In a Data Science question, you can add multiple test cases with varying scores to evaluate a candidate’s submission. This is known as partial scoring. 

Each test case can be assigned a score. You can follow the provided steps to add partial scoring in your data science question:

1. Add a Data Science question to a test.

Note: You can either select an existing data science question from the library or create a new question.

2. Select the question and click Edit question.


3. Click Data & test cases.


4. In the Checker section, click Add checker file


5. Upload the full expected output (Expected output) and the Checker file. Enter Maximum score for each test case and select the respective Checker language. Then, click Upload.
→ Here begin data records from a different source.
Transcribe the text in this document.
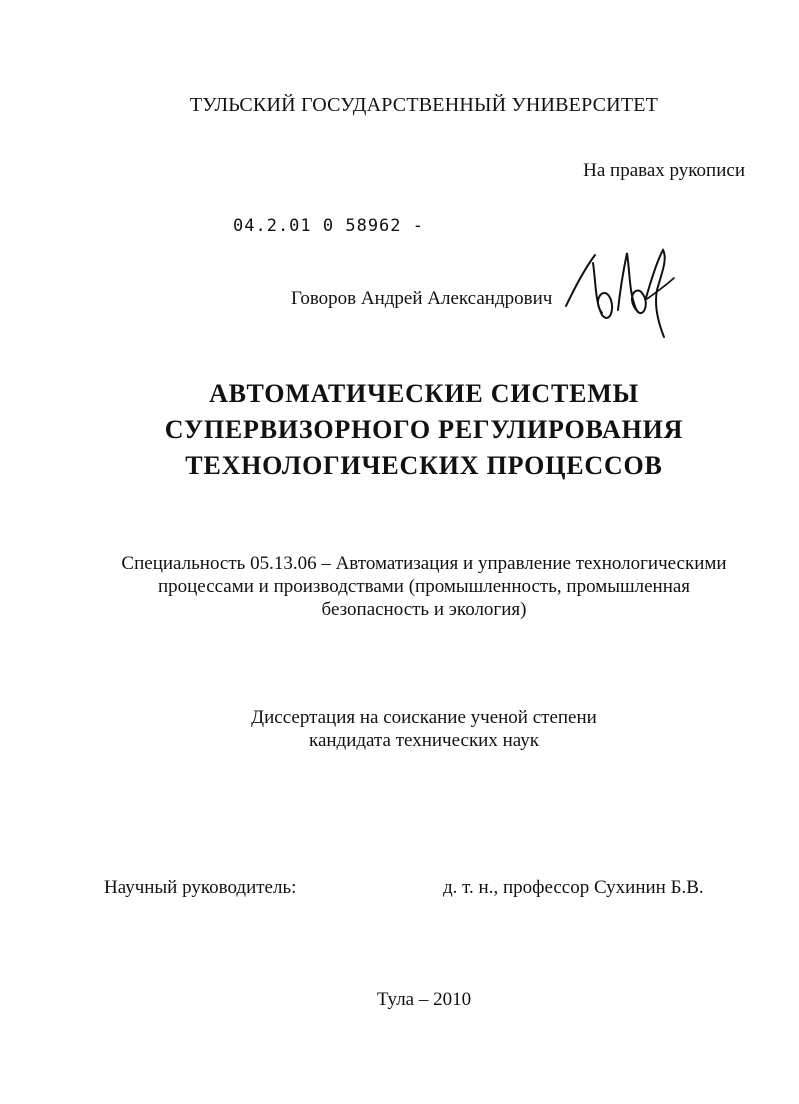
ТУЛЬСКИЙ ГОСУДАРСТВЕННЫЙ УНИВЕРСИТЕТ

На правах рукописи

04.2.01 0 58962 -

Говоров Андрей Александрович

АВТОМАТИЧЕСКИЕ СИСТЕМЫ
СУПЕРВИЗОРНОГО РЕГУЛИРОВАНИЯ
ТЕХНОЛОГИЧЕСКИХ ПРОЦЕССОВ
Специальность 05.13.06 – Автоматизация и управление технологическими
процессами и производствами (промышленность, промышленная
безопасность и экология)
Диссертация на соискание ученой степени
кандидата технических наук

Научный руководитель:	д. т. н., профессор Сухинин Б.В.

Тула – 2010
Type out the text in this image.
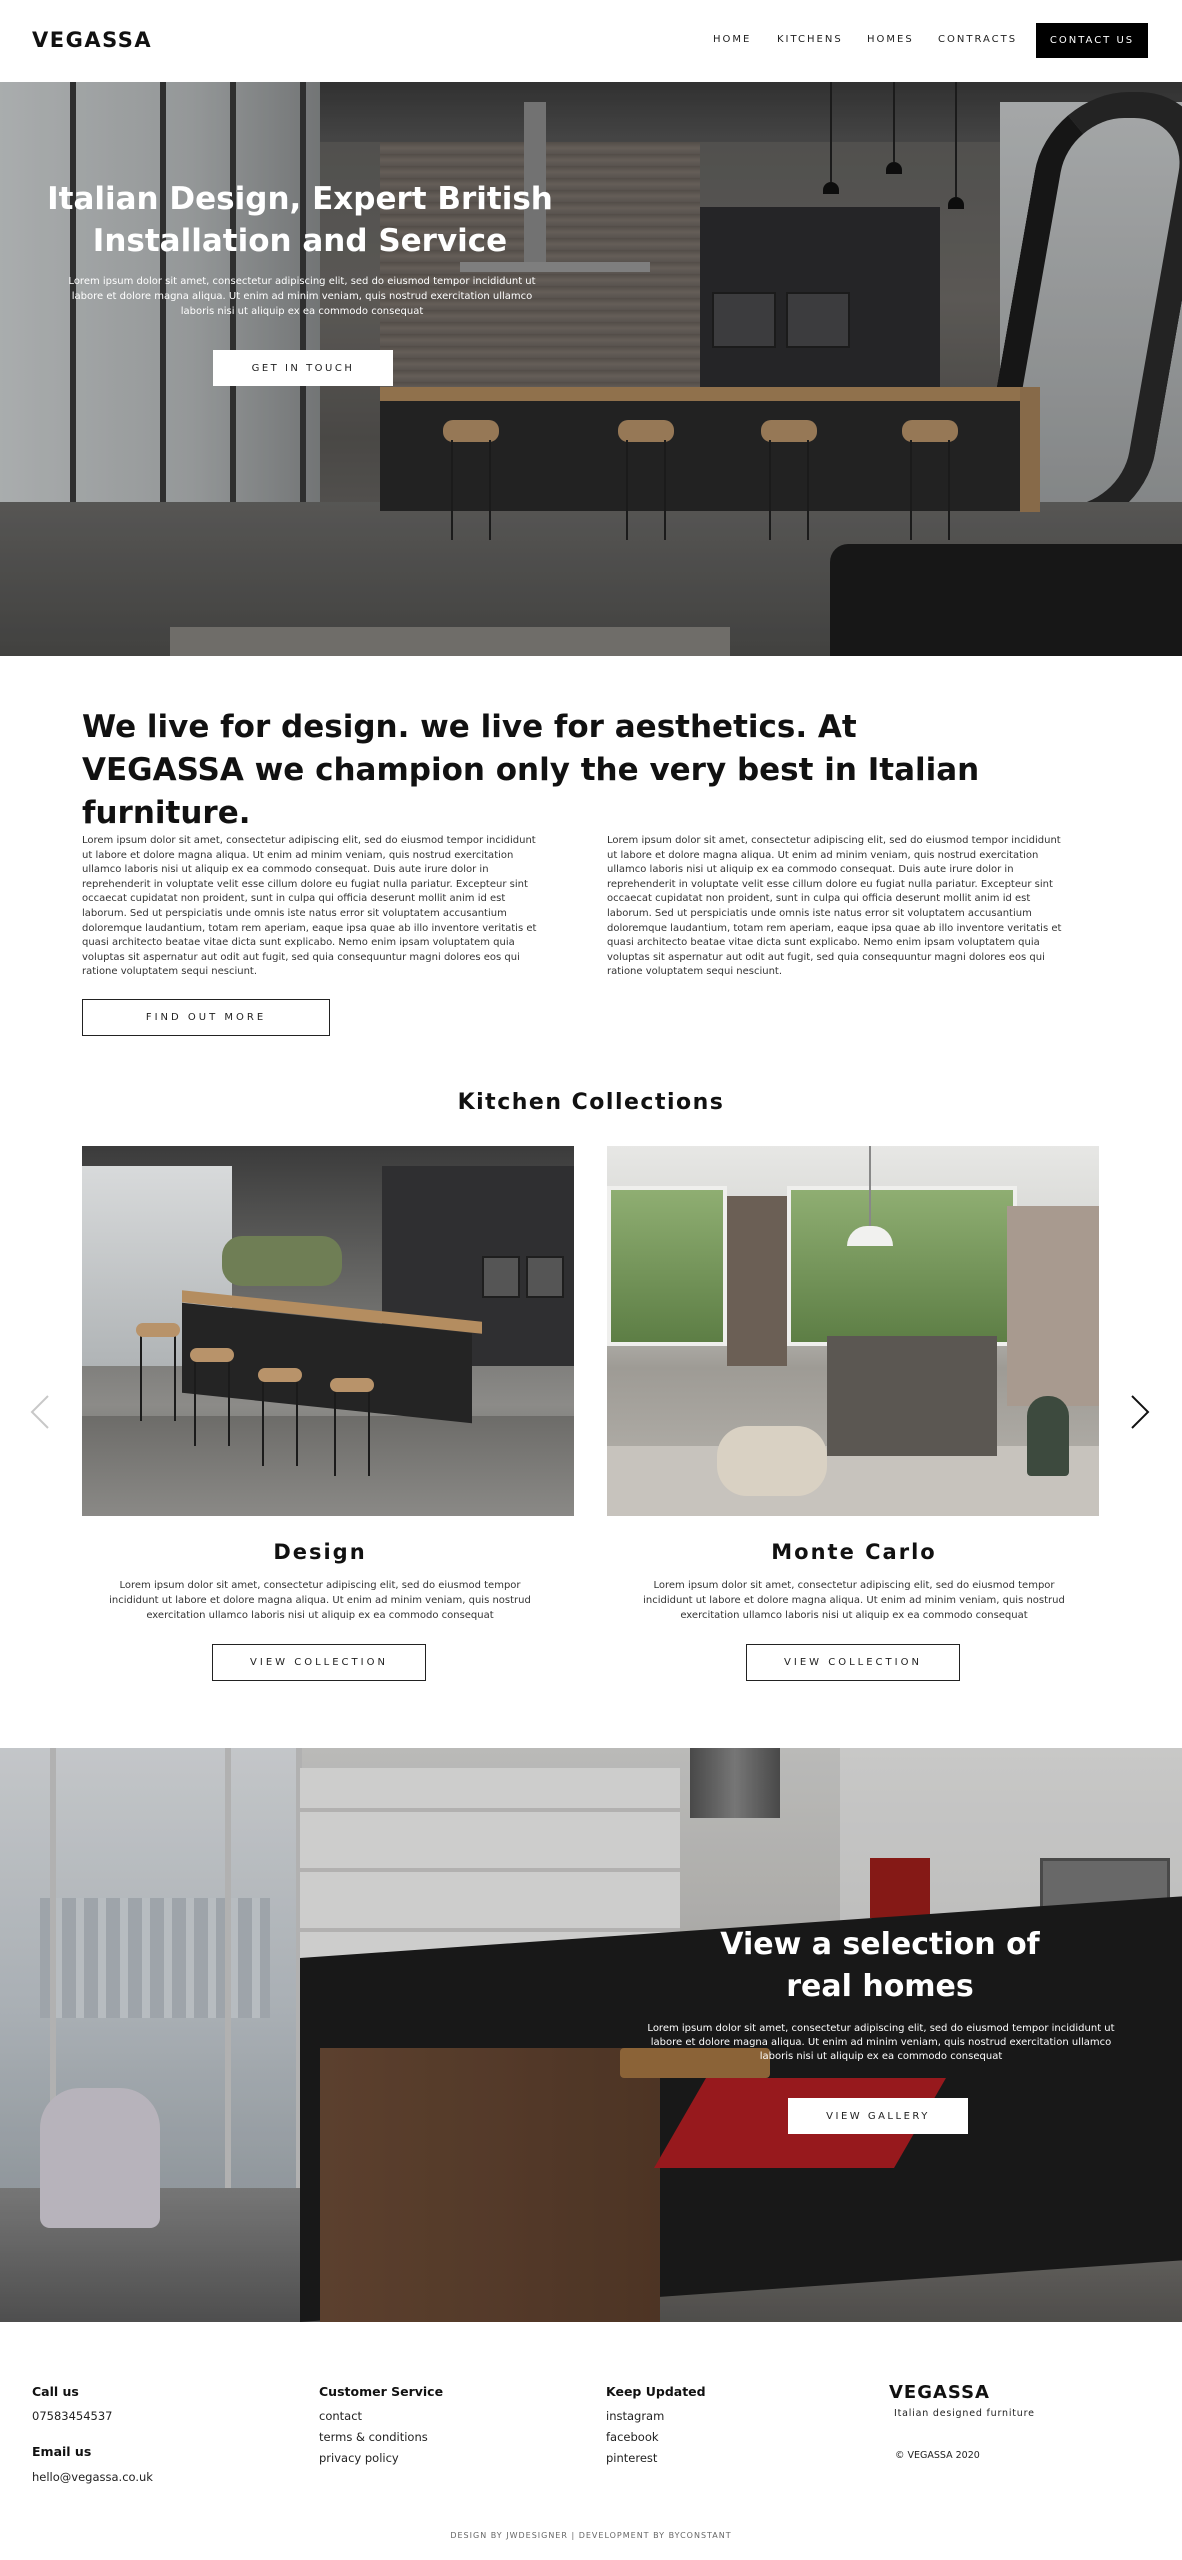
VEGASSA	HOME	KITCHENS HOMES CONTRACTS	CONTACT US
Italian Design, Expert British Installation and Service
Lorem ipsum dolor sit amet, consectetur adipiscing elit, sed do eiusmod tempor incididunt ut labore et dolore magna aliqua. Ut enim ad minim veniam, quis nostrud exercitation ullamco laboris nisi ut aliquip ex ea commodo consequat
GET IN TOUCH
We live for design. we live for aesthetics. At VEGASSA we champion only the very best in Italian furniture.
Lorem ipsum dolor sit amet, consectetur adipiscing elit, sed do eiusmod tempor incididunt ut labore et dolore magna aliqua. Ut enim ad minim veniam, quis nostrud exercitation ullamco laboris nisi ut aliquip ex ea commodo consequat. Duis aute irure dolor in reprehenderit in voluptate velit esse cillum dolore eu fugiat nulla pariatur. Excepteur sint occaecat cupidatat non proident, sunt in culpa qui officia deserunt mollit anim id est laborum. Sed ut perspiciatis unde omnis iste natus error sit voluptatem accusantium doloremque laudantium, totam rem aperiam, eaque ipsa quae ab illo inventore veritatis et quasi architecto beatae vitae dicta sunt explicabo. Nemo enim ipsam voluptatem quia voluptas sit aspernatur aut odit aut fugit, sed quia consequuntur magni dolores eos qui ratione voluptatem sequi nesciunt.
Lorem ipsum dolor sit amet, consectetur adipiscing elit, sed do eiusmod tempor incididunt ut labore et dolore magna aliqua. Ut enim ad minim veniam, quis nostrud exercitation ullamco laboris nisi ut aliquip ex ea commodo consequat. Duis aute irure dolor in reprehenderit in voluptate velit esse cillum dolore eu fugiat nulla pariatur. Excepteur sint occaecat cupidatat non proident, sunt in culpa qui officia deserunt mollit anim id est laborum. Sed ut perspiciatis unde omnis iste natus error sit voluptatem accusantium doloremque laudantium, totam rem aperiam, eaque ipsa quae ab illo inventore veritatis et quasi architecto beatae vitae dicta sunt explicabo. Nemo enim ipsam voluptatem quia voluptas sit aspernatur aut odit aut fugit, sed quia consequuntur magni dolores eos qui ratione voluptatem sequi nesciunt.
FIND OUT MORE
Kitchen Collections
Design	Monte Carlo
Lorem ipsum dolor sit amet, consectetur adipiscing elit, sed do eiusmod tempor incididunt ut labore et dolore magna aliqua. Ut enim ad minim veniam, quis nostrud exercitation ullamco laboris nisi ut aliquip ex ea commodo consequat
Lorem ipsum dolor sit amet, consectetur adipiscing elit, sed do eiusmod tempor incididunt ut labore et dolore magna aliqua. Ut enim ad minim veniam, quis nostrud exercitation ullamco laboris nisi ut aliquip ex ea commodo consequat
VIEW COLLECTION	VIEW COLLECTION
View a selection of real homes
Lorem ipsum dolor sit amet, consectetur adipiscing elit, sed do eiusmod tempor incididunt ut labore et dolore magna aliqua. Ut enim ad minim veniam, quis nostrud exercitation ullamco laboris nisi ut aliquip ex ea commodo consequat
VIEW GALLERY
Call us
07583454537
Email us
hello@vegassa.co.uk
Customer Service
contact
terms & conditions
privacy policy
Keep Updated
instagram
facebook
pinterest
VEGASSA
Italian designed furniture
© VEGASSA 2020
DESIGN BY JWDESIGNER | DEVELOPMENT BY BYCONSTANT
6. Set as sample checker: You can set a test case (Expected output and Checker) as the sample checker. Once you select a test case as the sample checker, it will be used as a sample Expected output. In other words, when you click COMPILE & TEST, the enabled test case will be used to evaluate the submission. The other test cases will be used to evaluate the submission when SUBMIT is clicked.



The following example has two test cases. Each test case has a unique evaluation metric to evaluate the submission. 


Here, Checker 1 uses F1 score and Checker 2 uses accuracy score as evaluation metric.

When you click COMPILE & TEST, the submission is auto-evaluated against the test case that is set as sample checker, that is, Checker 1. A score with respect to F1 score is generated and displayed.


To make a submission, when you click SUBMIT, the submission is auto-evaluated  against the other test cases, that is, Checker 2. A final score with respect to accuracy score is generated and displayed.


Note: If there are multiple test cases, the final score is the addition of all the scores assigned to each test case. The test case that is set as sample checker will not be considered in this final score. 

You can implement partial scoring if you want to check a submission with respect to different evaluation metrics. Also, in instances where you have different expected outputs.